Monday, July 21, 2008
Last night we watched the very intense and powerful, Stop Loss, a film about current U.S. soldiers. The movie gives us an acidic, visceral taste of the horrors and nightmarish violence saturating their days in Iraq. It focuses on a unit where many of the boys come from the same Texas town and focuses on their leader and beloved friend who gave his all throughout his "tour of duty" (a very strange juxtaposition of terms). A day after the hometown heroes' parade he is informed of a fine-print policy in his enlistment contract called "stop loss," that mandates he go back and do another stint in Iraq because the president has ordered an extension.
I'd be very surprised if any of the recruiters mushrooming across our country's high school campuses, tout or even mention this rule that allows the president to extend active combat of an enlistee for as long as the war continues. John Kerry called it the "backdoor draft." It can be used even when the U.S. is not officially at war - as it has in Somalia, Haiti, and Bosnia.

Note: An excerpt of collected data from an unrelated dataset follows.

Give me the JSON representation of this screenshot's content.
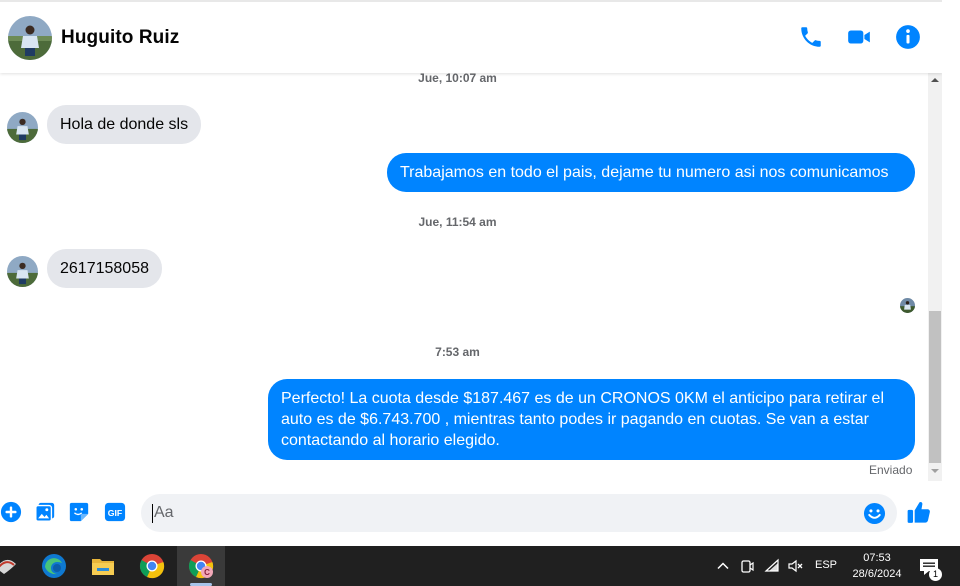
{
  "contact": {
    "name": "Huguito Ruiz"
  },
  "header_actions": [
    {
      "icon": "phone-icon"
    },
    {
      "icon": "video-camera-icon"
    },
    {
      "icon": "info-icon"
    }
  ],
  "messages": [
    {
      "type": "timestamp",
      "text": "Jue, 10:07 am"
    },
    {
      "type": "incoming",
      "text": "Hola de donde sls"
    },
    {
      "type": "outgoing",
      "text": "Trabajamos en todo el pais, dejame tu numero asi nos comunicamos"
    },
    {
      "type": "timestamp",
      "text": "Jue, 11:54 am"
    },
    {
      "type": "incoming",
      "text": "2617158058"
    },
    {
      "type": "timestamp",
      "text": "7:53 am"
    },
    {
      "type": "outgoing",
      "text": "Perfecto! La cuota desde $187.467 es de un CRONOS 0KM el anticipo para retirar el auto es de $6.743.700 , mientras tanto podes ir pagando en cuotas. Se van a estar contactando al horario elegido."
    }
  ],
  "status": {
    "sent": "Enviado"
  },
  "composer": {
    "placeholder": "Aa",
    "actions": [
      {
        "icon": "plus-circle-icon"
      },
      {
        "icon": "image-gallery-icon"
      },
      {
        "icon": "sticker-icon"
      },
      {
        "icon": "gif-icon",
        "label": "GIF"
      }
    ],
    "emoji_icon": "smiley-icon",
    "send_icon": "thumbs-up-icon"
  },
  "taskbar": {
    "apps": [
      {
        "icon": "pinned-app-icon"
      },
      {
        "icon": "edge-browser-icon"
      },
      {
        "icon": "file-explorer-icon"
      },
      {
        "icon": "chrome-browser-icon"
      },
      {
        "icon": "chrome-profile-icon",
        "badge": "C",
        "active": true
      }
    ],
    "tray": {
      "language": "ESP",
      "time": "07:53",
      "date": "28/6/2024",
      "notification_count": "1"
    }
  },
  "colors": {
    "accent": "#0084ff",
    "incoming_bubble": "#e4e6eb",
    "taskbar": "#202020"
  }
}
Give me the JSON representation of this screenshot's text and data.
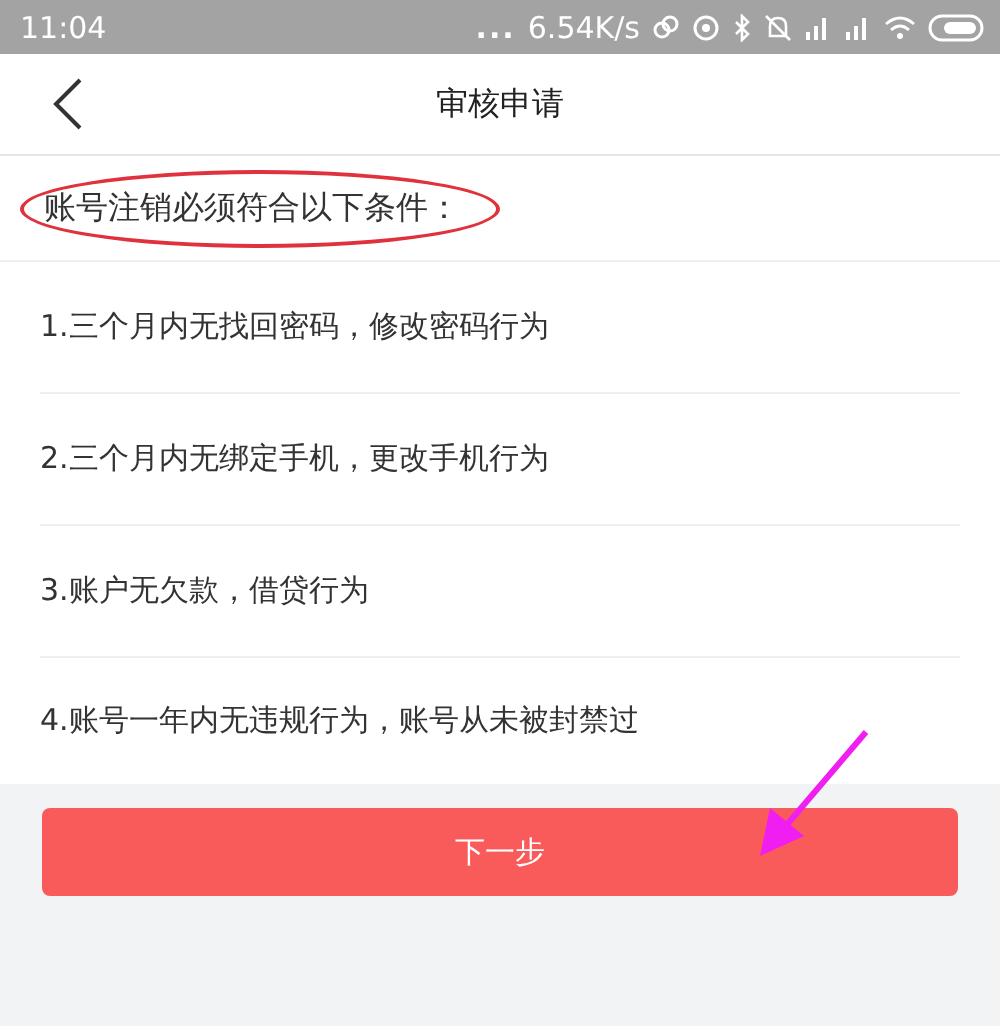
{
  "status_bar": {
    "time": "11:04",
    "more": "...",
    "speed": "6.54K/s"
  },
  "header": {
    "title": "审核申请"
  },
  "conditions": {
    "heading": "账号注销必须符合以下条件：",
    "items": [
      "1.三个月内无找回密码，修改密码行为",
      "2.三个月内无绑定手机，更改手机行为",
      "3.账户无欠款，借贷行为",
      "4.账号一年内无违规行为，账号从未被封禁过"
    ]
  },
  "next_button": "下一步"
}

The film depicts numerous, poignant challenges that our soldiers face. For those lucky enough to return alive and in one piece, they are likely to experience some debilitating PTSD experiences, nightmares, hallucinations, and violent outbursts. Some don't want to go back to "normal" lives, working 9 - 5 and fitting into the role of spouse. Others, with their bodies burnt and deformed don't even have that choice. But the central issue is the shock of the "stop-loss" order for the soldiers who want to come home, hoping and expecting to put the nightmares behind them.
While many of us have some familiarity with the stories of soldiers who fled to Canada or Mexico to avoid the draft during the Viet Nam War, we are clueless about the current wave of enlisted soldiers who have followed the same pathways to avoid going back into the hell from which they just emerged....a hell in which the politicians calling the "shots" wouldn't last a week. These soldiers experienced years of screaming bullets, maiming bombs, and horrendous deaths of their friends and their foes - only to find themselves outlaws and fugitives in our country, Canada, or Mexico if they resist the stop-loss orders.
I know it is sketchy to base one's knowledge on a fictional movie. In this case the writer-director Kimberley Peirce had a deep personal involvement as her brother was one of the "surge" of enlistees following 9/11 and she was in daily contact with him (via instant messaging) throughout his time in Iraq. She also spent months doing research with soldiers before putting her story together. As sources go, she's probably no worse a starting point, than the Iraqi politicians that our own senators interview on their investigative trips to the country.